Blended learning is een middel, geen doel op zichzelf

Interview | door Michiel Bakker
3 maart 2021 | Als bestuurders duidelijk zijn over de ambities waaraan blended onderwijs kan bijdragen, zullen organisaties die transitie makkelijker kunnen maken, denken Marcel van der Klink en Kim Dirkx van Zuyd Hogeschool. Zij houden zich al jaren bezig met onderwijs en digitalisering, en zien een belangrijke rol voor zowel docenten als bestuurders en leidinggevenden in de ontwikkeling van blended onderwijs.
Marcel van der Klink en Kim Dirkx, onderzoekers van Zuyd Hogeschool.

Hoewel hij al jaren onderzoek doet naar digitale didactiek en onderwijsinnovaties, voelde het afgelopen jaar voor Marcel van der Klink niet als een speeltuin waarin eindelijk alles kon worden uitgeprobeerd. “Ik vond het eerder een verplichte gevangenis”, zegt de lector Professionalisering van het Onderwijs van Zuyd Hogeschool. “Je zou kunnen denken ‘nú is het moment’, maar de tragiek van het moment en de snelheid waarmee we moesten omschakelen heeft iedereen overrompeld en verrast.” 

Kim Dirkx, adviseur blended onderwijs bij Zuyd Hogeschool en tot voor kort onderzoeker bij de Open Universiteit, heeft gemerkt dat er daarnaast veel uitdagingen waren ten aanzien van het gebruik van digitale onderwijsmiddelen. Zo was er bij veel onderwijsinstellingen geen goede digitale leeromgeving beschikbaar. Als die er wel was, werd het potentieel daarvan niet volledig benut omdat veel functies nog onvoldoende bekend waren. 

Het huidige online onderwijs is vaak niet duurzaam 

Beiden zijn echter zeer positief verrast door het feit dat de omschakeling naar online onderwijs zo snel plaatsvond. “Hoewel iedereen eigenlijk maar wat begon te doen, ontstond daarin wel heel veel energie en zelforganisatie bij docenten. Die wachtten niet op hun managers en bestuurders, maar zijn gewoon zelf begonnen. Te midden van het drama en de verwarring pakten docenten hun verantwoordelijkheid om er iets van te maken, en dat stemde me blij”, zegt Van der Klink. 

Niet alle oplossingen waarvoor men in de haast van de omschakeling koos, zijn even duurzaam, beseft hij tegelijkertijd.
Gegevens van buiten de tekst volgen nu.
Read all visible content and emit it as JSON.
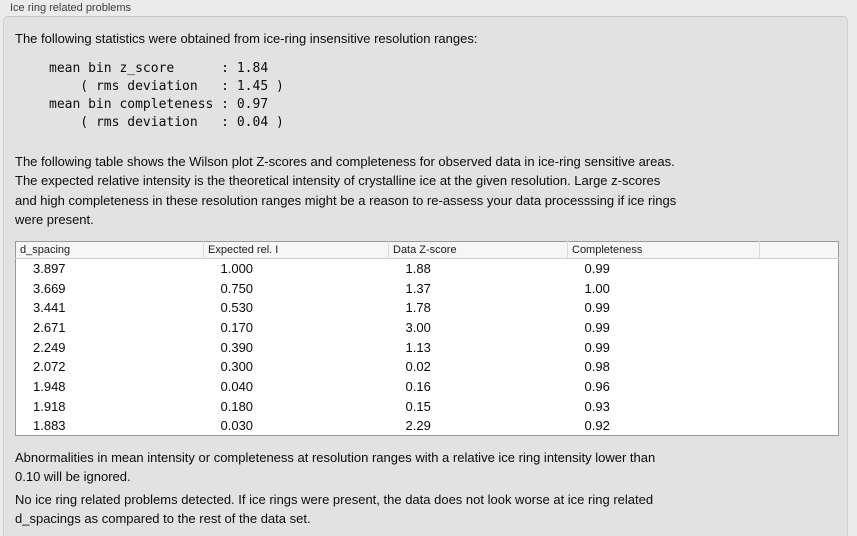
{
  "panel": {
    "title": "Ice ring related problems",
    "intro": "The following statistics were obtained from ice-ring insensitive resolution ranges:",
    "stats_block": "mean bin z_score      : 1.84\n    ( rms deviation   : 1.45 )\nmean bin completeness : 0.97\n    ( rms deviation   : 0.04 )",
    "table_description": "The following table shows the Wilson plot Z-scores and completeness for observed data in ice-ring sensitive areas.\nThe expected relative intensity is the theoretical intensity of crystalline ice at the given resolution. Large z-scores\nand high completeness in these resolution ranges might be a reason to re-assess your data processsing if ice rings\nwere present.",
    "note_ignore": "Abnormalities in mean intensity or completeness at resolution ranges with a relative ice ring intensity lower than\n0.10 will be ignored.",
    "conclusion": "No ice ring related problems detected. If ice rings were present, the data does not look worse at ice ring related\nd_spacings as compared to the rest of the data set."
  },
  "table": {
    "columns": [
      "d_spacing",
      "Expected rel. I",
      "Data Z-score",
      "Completeness",
      ""
    ],
    "rows": [
      [
        "3.897",
        "1.000",
        "1.88",
        "0.99"
      ],
      [
        "3.669",
        "0.750",
        "1.37",
        "1.00"
      ],
      [
        "3.441",
        "0.530",
        "1.78",
        "0.99"
      ],
      [
        "2.671",
        "0.170",
        "3.00",
        "0.99"
      ],
      [
        "2.249",
        "0.390",
        "1.13",
        "0.99"
      ],
      [
        "2.072",
        "0.300",
        "0.02",
        "0.98"
      ],
      [
        "1.948",
        "0.040",
        "0.16",
        "0.96"
      ],
      [
        "1.918",
        "0.180",
        "0.15",
        "0.93"
      ],
      [
        "1.883",
        "0.030",
        "2.29",
        "0.92"
      ]
    ]
  },
  "stats_values": {
    "mean_bin_z_score": "1.84",
    "z_score_rms_deviation": "1.45",
    "mean_bin_completeness": "0.97",
    "completeness_rms_deviation": "0.04"
  },
  "colors": {
    "outer_background": "#ebebeb",
    "panel_background": "#e2e2e2",
    "table_background": "#ffffff",
    "table_header_background": "#f6f6f6",
    "table_border": "#9a9a9a",
    "text": "#0b0b0b"
  }
}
Zo zijn er veel docenten die hun online lessen op dezelfde manier inrichten als hun fysieke lessen, terwijl het voor studenten veel moeilijker is om aandachtig te blijven vanachter een laptopscherm. “Op de korte termijn werkte dat om in ieder geval les te geven en het contact te onderhouden. Zoiets moet je echter niet op de lange termijn blijven doen. Want of je er nu vooral voordelen of vooral nadelen in ziet, online onderwijs is niet meer weg te denken; ook corona niet. 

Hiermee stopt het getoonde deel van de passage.